Successful treatment for cancer requires a four-step process:
- Diagnose the condition.
- Surgically remove the primary tumour, providing this can be safely
done with limited damage to function.
- Kill any remaining metastases.
- Shift to an 'anti-cancer' life style: to attack the underlying conditions
that caused the disease and to reduce the risk of recurrence/further
cancers.
Current medical practice does reasonably well with diagnosing and surgically
removing the primary tumour. The greatest weakness of current therapies
is in killing remaining metastases. The best time to eliminate them is
as early in the disease process as possible, before they have had time
to grow and damage vital tissue. However, there are problems:
- The main tools currently used to attack metastases: chemotherapy and
radiation therapy may not work at all for many people, may not work
enough to completely solve the problem, and may only work with only
some of the tumours present. They may cause side effects which are completely
unacceptable to the patient. When the treatment provides little or no
benefit, the patient is likely to be net loser. The damage to quality
and quantity of life can easily outweigh whatever benefits are achieved.
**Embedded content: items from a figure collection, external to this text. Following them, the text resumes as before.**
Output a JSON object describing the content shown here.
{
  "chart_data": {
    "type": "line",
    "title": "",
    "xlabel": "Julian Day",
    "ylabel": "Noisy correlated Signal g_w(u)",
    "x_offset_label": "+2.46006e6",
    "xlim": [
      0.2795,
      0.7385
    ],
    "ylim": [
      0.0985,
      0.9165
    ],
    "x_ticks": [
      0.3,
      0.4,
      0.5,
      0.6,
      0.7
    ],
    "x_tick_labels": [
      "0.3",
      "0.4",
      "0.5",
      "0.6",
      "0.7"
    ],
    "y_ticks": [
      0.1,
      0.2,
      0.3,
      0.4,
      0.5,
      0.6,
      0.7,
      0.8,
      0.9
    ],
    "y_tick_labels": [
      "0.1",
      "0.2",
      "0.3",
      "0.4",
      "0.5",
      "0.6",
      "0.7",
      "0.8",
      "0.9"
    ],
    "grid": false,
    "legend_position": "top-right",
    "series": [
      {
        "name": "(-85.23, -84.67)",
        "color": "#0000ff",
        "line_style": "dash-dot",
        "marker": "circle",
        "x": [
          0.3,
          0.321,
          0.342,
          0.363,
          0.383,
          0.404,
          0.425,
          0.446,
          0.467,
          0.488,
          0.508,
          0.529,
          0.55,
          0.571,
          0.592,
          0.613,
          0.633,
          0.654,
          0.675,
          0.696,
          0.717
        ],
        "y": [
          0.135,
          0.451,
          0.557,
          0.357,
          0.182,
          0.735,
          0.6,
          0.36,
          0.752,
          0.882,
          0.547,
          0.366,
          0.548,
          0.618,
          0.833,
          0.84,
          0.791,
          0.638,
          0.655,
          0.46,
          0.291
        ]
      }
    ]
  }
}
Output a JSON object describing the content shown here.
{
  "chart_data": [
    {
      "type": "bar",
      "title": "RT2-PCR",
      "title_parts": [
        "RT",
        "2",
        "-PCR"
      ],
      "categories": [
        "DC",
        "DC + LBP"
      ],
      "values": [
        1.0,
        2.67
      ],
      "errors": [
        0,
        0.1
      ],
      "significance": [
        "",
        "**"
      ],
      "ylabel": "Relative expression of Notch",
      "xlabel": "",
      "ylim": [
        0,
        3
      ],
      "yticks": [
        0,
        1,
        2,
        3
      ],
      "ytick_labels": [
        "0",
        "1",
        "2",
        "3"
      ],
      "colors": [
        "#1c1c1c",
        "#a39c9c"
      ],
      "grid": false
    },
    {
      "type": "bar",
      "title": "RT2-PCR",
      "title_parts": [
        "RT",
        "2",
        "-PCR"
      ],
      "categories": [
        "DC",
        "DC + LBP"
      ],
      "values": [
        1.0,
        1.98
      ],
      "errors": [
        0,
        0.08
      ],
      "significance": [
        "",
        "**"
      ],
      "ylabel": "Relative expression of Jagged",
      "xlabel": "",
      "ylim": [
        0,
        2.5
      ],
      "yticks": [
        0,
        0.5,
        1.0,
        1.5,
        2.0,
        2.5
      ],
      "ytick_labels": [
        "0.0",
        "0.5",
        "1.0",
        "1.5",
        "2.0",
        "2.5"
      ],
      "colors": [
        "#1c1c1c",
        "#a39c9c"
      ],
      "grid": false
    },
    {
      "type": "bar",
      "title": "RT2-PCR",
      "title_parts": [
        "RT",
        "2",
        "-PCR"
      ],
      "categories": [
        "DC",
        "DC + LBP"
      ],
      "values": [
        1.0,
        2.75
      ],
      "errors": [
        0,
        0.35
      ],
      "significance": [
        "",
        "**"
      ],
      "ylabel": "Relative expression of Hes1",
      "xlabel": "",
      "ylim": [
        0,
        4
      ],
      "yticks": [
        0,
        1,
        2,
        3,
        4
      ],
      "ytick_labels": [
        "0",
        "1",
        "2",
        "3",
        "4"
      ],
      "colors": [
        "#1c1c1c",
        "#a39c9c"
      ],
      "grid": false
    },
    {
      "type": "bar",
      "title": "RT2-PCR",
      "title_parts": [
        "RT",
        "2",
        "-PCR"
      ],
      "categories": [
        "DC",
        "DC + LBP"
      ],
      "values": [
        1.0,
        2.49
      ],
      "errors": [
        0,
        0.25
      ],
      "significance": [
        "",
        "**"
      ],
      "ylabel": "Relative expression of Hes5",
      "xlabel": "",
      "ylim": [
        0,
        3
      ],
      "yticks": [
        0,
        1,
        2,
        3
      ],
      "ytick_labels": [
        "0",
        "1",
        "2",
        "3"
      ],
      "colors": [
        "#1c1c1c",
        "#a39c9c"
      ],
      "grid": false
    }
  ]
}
- Small metastases are hard to find. Tumors less than about 5 millimeters
in size are hard to detect with conventional scanning techniques. They
may not be detected at all by blood tests (until much later in the disease
process). The net result is that the doctor often does not know if the
patient needs additional treatment after surgery, does not know if any
therapy actually used is working, and may not be able to accurately
decide how much (if any) treatment to give. Lack of accurate knowledge
of treatment effects is a very important issue when using toxic therapies,
because the margin for error may be low. Even if effective, too little
treatment may not be enough to complete the job; too much may cause
severe side effects.
- Conventional therapies may be too dangerous to use with patients who
might have cancer remaining after surgery.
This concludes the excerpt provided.